Biografi Singkat Para Sahabat Rasulullah: Abdullah ibnu Umar radhiallahu anhu.
Perang Khandak berkecamuk. Beredar kabar, siapa saja
lelaki berusia 15 tahun ke atas berhak ikut berjihad. Mendengar itu
seorang pemuda berseri-seri. Usianya saat itu masuk 15 tahun. Ia
segera mendaftarkan diri. Itulah idamannya selama ini, berjihad bersama
Rasulullah. Keikutsertaannya dalam berbagai medan jihad tak pernah lepas dalam
sejarah hidup pemuda itu.
Saat perang membuka kota Mekah (Futuh Makkah), ia berusia 20
tahun dan termasuk pemuda yang menonjol di medan perang. Dialah, Abdullah
bin Umar, atau Ibn Umar.
Berkawan Malam. Menurut sebagian penulis riwayat, kaum
muslimin masa itu sedang jaya-jayanya. Muncul daya tarik harta dan
kedudukan membuat sebagian orang tergoda memperolehnya. Maka para sahabat
melakukan perlawanan pengaruh materi itu dengan mempertegas dirinya sebgai
contoh gaya hidup zuhud dan salih, menjauhi kedudukan tinggi.

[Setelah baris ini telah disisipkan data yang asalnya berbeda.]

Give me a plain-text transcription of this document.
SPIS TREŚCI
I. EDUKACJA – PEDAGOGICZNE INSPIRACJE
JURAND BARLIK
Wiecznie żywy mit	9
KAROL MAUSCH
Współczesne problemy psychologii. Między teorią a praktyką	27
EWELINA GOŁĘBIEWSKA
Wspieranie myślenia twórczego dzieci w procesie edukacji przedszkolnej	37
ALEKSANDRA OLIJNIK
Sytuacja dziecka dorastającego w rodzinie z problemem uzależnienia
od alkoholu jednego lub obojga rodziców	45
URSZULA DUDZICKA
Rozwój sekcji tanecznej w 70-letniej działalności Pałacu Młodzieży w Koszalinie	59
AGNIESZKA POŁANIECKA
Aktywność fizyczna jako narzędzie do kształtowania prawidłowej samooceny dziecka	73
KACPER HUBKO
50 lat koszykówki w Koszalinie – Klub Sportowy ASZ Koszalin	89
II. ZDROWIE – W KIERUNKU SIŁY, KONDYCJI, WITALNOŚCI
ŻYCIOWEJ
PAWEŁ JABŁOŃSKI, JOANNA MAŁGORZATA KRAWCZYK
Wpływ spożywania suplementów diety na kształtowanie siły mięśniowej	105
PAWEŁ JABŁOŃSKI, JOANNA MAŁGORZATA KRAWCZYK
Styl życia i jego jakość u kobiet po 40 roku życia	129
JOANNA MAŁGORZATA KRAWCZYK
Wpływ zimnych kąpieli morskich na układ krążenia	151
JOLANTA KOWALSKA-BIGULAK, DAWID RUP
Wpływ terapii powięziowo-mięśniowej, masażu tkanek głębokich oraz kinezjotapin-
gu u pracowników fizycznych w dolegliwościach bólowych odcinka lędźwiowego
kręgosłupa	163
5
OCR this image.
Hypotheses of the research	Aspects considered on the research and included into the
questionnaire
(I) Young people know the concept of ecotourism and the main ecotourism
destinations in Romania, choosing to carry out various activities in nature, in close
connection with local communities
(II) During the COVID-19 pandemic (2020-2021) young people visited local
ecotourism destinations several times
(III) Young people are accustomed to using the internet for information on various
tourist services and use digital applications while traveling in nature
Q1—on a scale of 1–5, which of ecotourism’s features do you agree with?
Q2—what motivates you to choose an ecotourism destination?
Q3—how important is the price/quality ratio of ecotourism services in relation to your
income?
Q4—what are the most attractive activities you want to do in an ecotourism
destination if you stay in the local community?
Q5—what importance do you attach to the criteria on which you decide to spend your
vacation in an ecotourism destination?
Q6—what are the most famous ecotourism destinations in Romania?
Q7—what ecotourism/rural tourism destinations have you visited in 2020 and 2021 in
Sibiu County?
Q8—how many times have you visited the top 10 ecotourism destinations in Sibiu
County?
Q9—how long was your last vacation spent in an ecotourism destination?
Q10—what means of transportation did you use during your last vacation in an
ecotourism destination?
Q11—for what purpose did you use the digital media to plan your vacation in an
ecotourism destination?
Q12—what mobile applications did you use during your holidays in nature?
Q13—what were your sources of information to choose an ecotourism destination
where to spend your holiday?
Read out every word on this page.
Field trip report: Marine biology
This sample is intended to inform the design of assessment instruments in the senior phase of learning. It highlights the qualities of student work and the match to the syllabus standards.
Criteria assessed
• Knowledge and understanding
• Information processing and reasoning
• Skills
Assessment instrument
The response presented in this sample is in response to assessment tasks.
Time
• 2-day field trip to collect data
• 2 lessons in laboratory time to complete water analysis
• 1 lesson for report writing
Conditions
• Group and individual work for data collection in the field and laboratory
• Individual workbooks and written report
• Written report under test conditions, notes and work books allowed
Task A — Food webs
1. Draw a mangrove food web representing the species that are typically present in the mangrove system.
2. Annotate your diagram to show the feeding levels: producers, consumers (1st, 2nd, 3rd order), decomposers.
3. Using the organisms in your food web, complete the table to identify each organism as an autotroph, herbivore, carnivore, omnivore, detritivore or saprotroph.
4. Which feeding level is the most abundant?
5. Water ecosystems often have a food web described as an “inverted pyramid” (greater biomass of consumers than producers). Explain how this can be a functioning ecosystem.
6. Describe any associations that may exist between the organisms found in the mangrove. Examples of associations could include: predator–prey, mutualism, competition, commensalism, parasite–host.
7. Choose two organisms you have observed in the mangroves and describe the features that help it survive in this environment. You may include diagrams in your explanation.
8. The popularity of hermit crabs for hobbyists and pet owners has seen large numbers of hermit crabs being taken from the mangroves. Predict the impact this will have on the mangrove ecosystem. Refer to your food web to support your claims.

Ibn Umar pun dikenal sebagai pribadi yang berkawan malam
untuk beribadah, dan berkawan dengan dinihari untuk menangis memohon
ampunan-Nya. Akan halnya soal salat malam ini, ada riwayatnya. Di
masa hayat Rasulullah, Ibn Umar mendapat karunia Allah.
Setelah selesai salat bersama Rasulullah, ia pulang, dan
bermimpi. "Seolah-olah di tanganku ada selembar kain
beludru. Tempat mana saja yang kuingini di surga, kain beledru itu akan
menerbangkanku ke sana. Dua malaikat telah membawaku ke neraka,
memperlihatkan semua bagian yang ada di neraka. Keduanya menjawab apa saja yang
kutanyakan mengenai keadaan neraka", begitulah diungkapkan Ibn Umar
kepada saudarinya yang juga istri Rasul, Hafshah,
Keesokan harinya. Hafshah langsung
menanyakan mimpi adiknya kepada Rasulullah. Kemudian Rasulullah SAW bersabda, "Akan
menjadi lelaki paling utamalah Abdullah itu, andainya ia sering salat malam dan
banyak melakukannya". Semenjak itulah, sampai meninggalnya, Ibn
Umar tak pernah meninggalkan qiyamul lail, baik ketika mukim atau
bersafar. Ia demikian tekun menegakkan shalat, membaca Al-Quran, dan
banyak berdzikir menyebut asma Allah. Ia sangat menyerupai ayahnya, Umar
ibn Khatthab, yang selalu mencucurkan airmata tatkala mendengar ayat-ayat
peringatan dari Al-Quran.
Soal ini, 'Ubaid ibn' Umair bersaksi, "Suatu ketika
kubacakan ayat ini kepada Abdullah ibn Umar." 'Ubaid membacakan QS
An-Nisa : 41-42,
Artinya
: "Maka
bagaimanakah (halnya orang kafir nanti), apabila Kami mendatangkan seseorang
saksi (rasul ) dari tiap-tiap umat, dan Kami mendatangkan kamu (Muhamad)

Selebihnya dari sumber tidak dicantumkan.